Stores operate as a place to shop and as fulfillment centers and delivery stations. Distribution and fulfillment centers hold a mix of items, from suppliers and sellers, allowing Walmart to use its existing assets more flexibly and efficiently for new ways of working, according to the company.

According to Walmart, the company expects by the end of fiscal year 2026:

  • Roughly 65 percent of stores will be serviced by automation;
  • Approximately 55 percent of the fulfillment center volume will move through automated facilities; and
  • Unit cost averages could improve by approximately 20 percent.

As the changes are implemented across the business, one of the outcomes is roles that require less physical labor but have a higher rate of pay. Over time, the company anticipates increased throughput per person, due to the automation while maintaining or even increasing its number of associates as new roles are created.

"It all starts with our associates. We are a people-led, tech-powered omnichannel retailer. As it relates to being people-led, it's about purpose, values, culture, opportunity and belonging," McMillon said. "We serve our associates by creating opportunities. Opportunities that turn jobs into careers. We help bring dignity to work by enabling them to see how they're serving others, as part of a team, and helping them achieve their potential. And as we serve them, they serve our customers and members well … they make the difference."

Financial Framework

Walmart expects its growth investments to transform its financial profile by centering on three key building blocks:

  1. Sales growth from its omnichannel business model;
  2. Diversifying earnings streams through improved category and business mix; and
  3. Scaling proven, high-return investments that drive operating leverage and improve incremental operating margins.

"We believe that we have the building blocks in place to help define the next chapter of retail and do so while driving strong growth and shareholder returns," said John David Rainey, executive vice president and chief financial officer of Walmart. "Looking at where we are today, we believe that approximately 4 percent sales growth, and growing operating income at a faster rate, are still the appropriate targets for our business over the next three to five years.
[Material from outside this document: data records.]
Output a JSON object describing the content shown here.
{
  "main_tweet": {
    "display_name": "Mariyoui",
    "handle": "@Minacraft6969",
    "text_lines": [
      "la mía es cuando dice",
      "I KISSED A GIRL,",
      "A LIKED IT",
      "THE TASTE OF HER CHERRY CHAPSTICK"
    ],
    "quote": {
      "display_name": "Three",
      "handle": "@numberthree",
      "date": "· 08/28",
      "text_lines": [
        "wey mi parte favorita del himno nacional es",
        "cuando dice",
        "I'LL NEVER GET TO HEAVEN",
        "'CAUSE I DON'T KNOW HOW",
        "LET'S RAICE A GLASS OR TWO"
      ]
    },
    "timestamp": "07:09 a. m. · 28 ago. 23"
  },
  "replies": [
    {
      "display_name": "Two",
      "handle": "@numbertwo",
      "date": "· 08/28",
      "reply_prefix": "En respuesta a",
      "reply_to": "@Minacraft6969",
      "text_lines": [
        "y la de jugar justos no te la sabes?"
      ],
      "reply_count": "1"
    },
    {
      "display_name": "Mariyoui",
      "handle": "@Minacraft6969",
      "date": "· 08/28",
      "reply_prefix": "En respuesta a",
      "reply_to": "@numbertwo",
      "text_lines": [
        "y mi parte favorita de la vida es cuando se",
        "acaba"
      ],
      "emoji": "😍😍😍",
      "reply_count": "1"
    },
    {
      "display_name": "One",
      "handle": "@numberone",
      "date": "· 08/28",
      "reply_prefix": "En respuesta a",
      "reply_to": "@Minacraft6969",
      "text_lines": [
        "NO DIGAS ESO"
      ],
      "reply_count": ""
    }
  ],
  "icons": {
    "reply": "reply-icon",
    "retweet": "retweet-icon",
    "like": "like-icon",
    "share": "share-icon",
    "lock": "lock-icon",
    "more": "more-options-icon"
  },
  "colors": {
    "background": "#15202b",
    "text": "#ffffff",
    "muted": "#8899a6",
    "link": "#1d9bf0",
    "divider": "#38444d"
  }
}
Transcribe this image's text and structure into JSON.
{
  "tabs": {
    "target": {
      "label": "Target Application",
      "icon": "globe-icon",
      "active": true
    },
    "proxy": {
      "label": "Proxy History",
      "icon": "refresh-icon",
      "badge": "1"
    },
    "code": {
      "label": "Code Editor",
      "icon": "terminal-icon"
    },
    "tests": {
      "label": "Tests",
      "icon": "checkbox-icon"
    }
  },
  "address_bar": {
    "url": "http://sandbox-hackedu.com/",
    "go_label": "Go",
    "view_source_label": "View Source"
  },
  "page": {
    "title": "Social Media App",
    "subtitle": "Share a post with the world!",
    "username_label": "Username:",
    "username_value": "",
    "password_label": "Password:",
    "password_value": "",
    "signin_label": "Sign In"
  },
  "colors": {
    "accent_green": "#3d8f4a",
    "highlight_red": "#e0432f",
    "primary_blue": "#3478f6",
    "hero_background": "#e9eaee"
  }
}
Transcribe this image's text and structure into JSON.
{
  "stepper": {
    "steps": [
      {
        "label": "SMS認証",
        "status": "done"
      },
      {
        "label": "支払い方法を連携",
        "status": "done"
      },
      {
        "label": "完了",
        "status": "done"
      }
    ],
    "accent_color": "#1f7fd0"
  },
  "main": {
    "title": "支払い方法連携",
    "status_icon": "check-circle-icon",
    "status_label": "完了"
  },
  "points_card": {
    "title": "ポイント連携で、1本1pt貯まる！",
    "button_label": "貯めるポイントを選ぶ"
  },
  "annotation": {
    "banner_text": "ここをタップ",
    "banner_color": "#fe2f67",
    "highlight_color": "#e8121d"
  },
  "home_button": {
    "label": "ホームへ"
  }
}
The investments we've made have positioned us well and stand to generate steady and sustained growth at higher margins.

"Achieving our targeted 4 percent sales growth over the next five years would add more than $130 billion of sales on top of our roughly $600 billion base today. On top of that, we think the opportunity for operating income growth over the next three to five years could be better than what we've outlined," he continued.

Walmart's multiyear growth outlook assumes all three business segments contribute to its mid-single digit sales growth target. The company is strengthening its global omnichannel ecosystem and scaling higher-margin value streams that serve customers and businesses and are natural connectors to its omnichannel retail business. This includes advertising, data, memberships and marketplace, all initiatives that will help deliver a better customer and member experience while driving stronger returns, according to the company.

Each week, approximately 240 million customers and members visit more than 10,500 Walmart stores and numerous e-commerce websites in 20 countries. With fiscal year 2023 revenue of $611 billion, Bentonville-based Walmart employs approximately 2.1 million associates worldwide.